A lot of people obtain security clearances because of jobs that brings them only in cursory contact with anything secret, either because it is a requirement, or because it is a hassle not to.

E.g. I once did a two week contract for a Norwegian defence research group. The stuff I worked on was not restricted in any way, but the only reason I didn't have to be put through security clearance procedures was that they were in too much of a rush and opted for the inconvenient alternative:

One of the senior developers spent two weeks "babysitting" me: Despite working from an office in a wing of the building that housed no high security projects, he had to follow me around wherever I went. Including standing outside the toilets whenever I had to go, and follow me when I went to lunch.


Last time I checked, every commissioned officer in the military gets at minimum a Secret clearance. Per Wikipedia that's 236,826 in 2010 in the active military, add the reserves and I'd assume it's over 300K.

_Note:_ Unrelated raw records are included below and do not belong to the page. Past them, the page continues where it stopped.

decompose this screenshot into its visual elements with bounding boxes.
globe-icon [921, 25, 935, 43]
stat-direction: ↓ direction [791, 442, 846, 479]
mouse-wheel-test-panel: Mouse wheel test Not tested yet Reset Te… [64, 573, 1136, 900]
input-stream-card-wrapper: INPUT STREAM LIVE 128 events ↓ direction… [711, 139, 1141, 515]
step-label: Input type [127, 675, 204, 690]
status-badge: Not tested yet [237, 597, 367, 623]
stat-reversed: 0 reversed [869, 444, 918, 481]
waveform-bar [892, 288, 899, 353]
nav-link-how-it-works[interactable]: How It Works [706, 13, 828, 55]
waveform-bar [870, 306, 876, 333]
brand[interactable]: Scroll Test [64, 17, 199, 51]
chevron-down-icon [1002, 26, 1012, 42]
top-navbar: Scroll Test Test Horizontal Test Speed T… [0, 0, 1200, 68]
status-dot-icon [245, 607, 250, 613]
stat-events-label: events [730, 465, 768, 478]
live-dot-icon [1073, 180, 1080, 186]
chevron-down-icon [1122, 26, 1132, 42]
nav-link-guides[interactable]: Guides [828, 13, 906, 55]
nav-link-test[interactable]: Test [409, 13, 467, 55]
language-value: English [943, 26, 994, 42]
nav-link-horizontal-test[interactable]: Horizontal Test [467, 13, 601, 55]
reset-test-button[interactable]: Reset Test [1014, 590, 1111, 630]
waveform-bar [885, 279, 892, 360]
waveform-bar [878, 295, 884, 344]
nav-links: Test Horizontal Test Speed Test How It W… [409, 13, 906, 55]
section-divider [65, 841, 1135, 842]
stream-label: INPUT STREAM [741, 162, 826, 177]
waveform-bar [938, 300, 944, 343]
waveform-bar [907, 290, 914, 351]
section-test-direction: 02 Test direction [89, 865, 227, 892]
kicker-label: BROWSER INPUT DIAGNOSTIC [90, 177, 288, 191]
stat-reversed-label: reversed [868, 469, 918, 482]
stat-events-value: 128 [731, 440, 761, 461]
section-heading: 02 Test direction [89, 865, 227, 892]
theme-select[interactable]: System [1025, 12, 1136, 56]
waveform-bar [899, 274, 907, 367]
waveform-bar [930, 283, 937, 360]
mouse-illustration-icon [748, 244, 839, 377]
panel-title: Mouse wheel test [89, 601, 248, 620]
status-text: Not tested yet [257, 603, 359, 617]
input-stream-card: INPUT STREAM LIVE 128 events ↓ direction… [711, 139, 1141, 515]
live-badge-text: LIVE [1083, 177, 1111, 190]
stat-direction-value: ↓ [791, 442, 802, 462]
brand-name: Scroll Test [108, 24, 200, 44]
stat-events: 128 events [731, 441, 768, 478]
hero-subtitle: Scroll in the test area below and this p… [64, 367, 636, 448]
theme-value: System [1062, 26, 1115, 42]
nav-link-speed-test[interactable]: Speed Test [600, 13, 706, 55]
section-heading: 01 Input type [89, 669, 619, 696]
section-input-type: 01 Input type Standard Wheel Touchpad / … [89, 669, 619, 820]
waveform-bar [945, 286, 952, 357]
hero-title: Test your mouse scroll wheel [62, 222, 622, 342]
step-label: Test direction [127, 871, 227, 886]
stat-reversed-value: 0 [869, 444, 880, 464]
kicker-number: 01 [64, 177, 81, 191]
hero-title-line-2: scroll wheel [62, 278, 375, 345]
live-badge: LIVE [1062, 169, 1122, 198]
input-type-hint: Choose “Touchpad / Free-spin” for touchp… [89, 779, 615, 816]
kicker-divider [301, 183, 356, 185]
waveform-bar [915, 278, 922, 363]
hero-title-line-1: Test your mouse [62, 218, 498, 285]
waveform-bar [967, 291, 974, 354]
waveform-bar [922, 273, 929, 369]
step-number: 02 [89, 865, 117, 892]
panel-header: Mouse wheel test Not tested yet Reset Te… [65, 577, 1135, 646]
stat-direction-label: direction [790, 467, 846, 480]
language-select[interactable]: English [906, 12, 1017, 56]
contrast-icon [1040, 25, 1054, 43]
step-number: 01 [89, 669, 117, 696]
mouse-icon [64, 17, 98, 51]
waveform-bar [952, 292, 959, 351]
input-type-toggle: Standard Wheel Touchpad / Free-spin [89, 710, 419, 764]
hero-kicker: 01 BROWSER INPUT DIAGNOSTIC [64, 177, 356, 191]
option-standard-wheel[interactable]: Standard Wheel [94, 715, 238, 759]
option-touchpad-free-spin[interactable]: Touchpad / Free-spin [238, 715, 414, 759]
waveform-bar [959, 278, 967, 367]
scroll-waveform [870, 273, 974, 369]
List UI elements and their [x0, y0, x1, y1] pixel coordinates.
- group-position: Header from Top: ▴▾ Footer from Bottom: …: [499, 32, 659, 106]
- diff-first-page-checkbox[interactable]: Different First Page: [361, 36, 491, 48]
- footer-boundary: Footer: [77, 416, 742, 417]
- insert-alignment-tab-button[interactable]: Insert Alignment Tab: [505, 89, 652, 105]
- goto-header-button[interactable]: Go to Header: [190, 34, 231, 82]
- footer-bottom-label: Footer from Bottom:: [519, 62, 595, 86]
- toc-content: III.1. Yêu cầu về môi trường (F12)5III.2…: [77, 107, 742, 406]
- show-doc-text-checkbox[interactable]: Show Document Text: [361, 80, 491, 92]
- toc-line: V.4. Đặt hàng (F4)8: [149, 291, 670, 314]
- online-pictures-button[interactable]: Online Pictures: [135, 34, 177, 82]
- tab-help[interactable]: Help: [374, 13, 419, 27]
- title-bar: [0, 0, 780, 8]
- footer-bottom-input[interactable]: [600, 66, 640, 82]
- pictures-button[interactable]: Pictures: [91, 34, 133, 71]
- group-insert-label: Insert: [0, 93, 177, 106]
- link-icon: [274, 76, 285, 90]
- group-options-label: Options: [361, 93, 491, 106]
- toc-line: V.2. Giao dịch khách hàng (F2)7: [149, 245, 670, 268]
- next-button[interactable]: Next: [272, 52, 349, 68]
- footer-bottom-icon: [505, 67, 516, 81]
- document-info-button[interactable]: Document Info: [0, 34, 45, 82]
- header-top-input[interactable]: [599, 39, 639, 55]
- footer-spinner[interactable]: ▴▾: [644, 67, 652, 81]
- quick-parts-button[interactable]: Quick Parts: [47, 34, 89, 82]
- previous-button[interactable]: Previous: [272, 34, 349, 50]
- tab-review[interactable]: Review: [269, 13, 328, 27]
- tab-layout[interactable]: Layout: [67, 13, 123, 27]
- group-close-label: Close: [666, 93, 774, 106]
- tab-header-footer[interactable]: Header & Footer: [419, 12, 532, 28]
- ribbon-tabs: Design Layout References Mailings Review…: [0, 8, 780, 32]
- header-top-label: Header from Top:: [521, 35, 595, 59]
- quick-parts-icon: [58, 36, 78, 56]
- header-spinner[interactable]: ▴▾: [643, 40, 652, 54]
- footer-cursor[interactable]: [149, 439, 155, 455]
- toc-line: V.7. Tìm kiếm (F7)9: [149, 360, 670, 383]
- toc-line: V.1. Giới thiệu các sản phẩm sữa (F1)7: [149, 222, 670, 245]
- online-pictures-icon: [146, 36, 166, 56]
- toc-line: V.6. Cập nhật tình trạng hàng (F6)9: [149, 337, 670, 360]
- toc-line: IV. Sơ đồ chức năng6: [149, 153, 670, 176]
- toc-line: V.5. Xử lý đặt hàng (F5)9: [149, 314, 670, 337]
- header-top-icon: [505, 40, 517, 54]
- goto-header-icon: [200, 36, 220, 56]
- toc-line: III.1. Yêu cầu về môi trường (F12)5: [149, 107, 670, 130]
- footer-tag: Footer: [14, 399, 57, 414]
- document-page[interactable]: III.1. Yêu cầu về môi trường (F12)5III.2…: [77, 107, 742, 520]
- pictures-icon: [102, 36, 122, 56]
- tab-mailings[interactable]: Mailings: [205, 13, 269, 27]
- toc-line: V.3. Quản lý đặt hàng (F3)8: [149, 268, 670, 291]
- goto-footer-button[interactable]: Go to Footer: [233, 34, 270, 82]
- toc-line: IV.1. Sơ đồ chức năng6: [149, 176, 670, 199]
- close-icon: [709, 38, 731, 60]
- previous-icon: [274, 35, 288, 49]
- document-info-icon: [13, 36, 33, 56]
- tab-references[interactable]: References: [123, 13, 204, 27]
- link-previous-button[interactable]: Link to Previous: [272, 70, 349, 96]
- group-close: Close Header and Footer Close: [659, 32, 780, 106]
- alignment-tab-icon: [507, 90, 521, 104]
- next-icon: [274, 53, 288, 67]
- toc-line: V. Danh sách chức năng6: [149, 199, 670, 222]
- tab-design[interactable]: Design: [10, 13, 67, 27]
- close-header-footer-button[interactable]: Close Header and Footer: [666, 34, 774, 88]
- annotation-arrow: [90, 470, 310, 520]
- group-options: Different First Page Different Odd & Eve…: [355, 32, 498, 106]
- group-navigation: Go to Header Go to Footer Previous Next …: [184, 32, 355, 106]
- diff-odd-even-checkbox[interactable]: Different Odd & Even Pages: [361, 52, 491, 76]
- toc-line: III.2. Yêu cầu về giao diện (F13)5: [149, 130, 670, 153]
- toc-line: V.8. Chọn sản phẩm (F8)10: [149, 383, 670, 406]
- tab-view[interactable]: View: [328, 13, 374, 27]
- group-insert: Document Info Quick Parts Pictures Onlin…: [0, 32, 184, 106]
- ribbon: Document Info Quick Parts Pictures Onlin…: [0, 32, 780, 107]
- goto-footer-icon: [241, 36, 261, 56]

If the security services in East Germany thought you weren't secure, you'd be working menial jobs for life, if you weren't in prison. In the USA, is a "security clearance" necessary to go to university? To work as a doctor?

There's a bit in the film "The Lives of Others", where a neighbour sees the Stati agent install bugs. The agent tells the neighbor that if she tells the target he's being bugged, then her daughter will lose her place in university. One of the characters in the film is a director of plays. He has "lost his security clearance" for critiquing the regime, was blacklisted and couldn't work.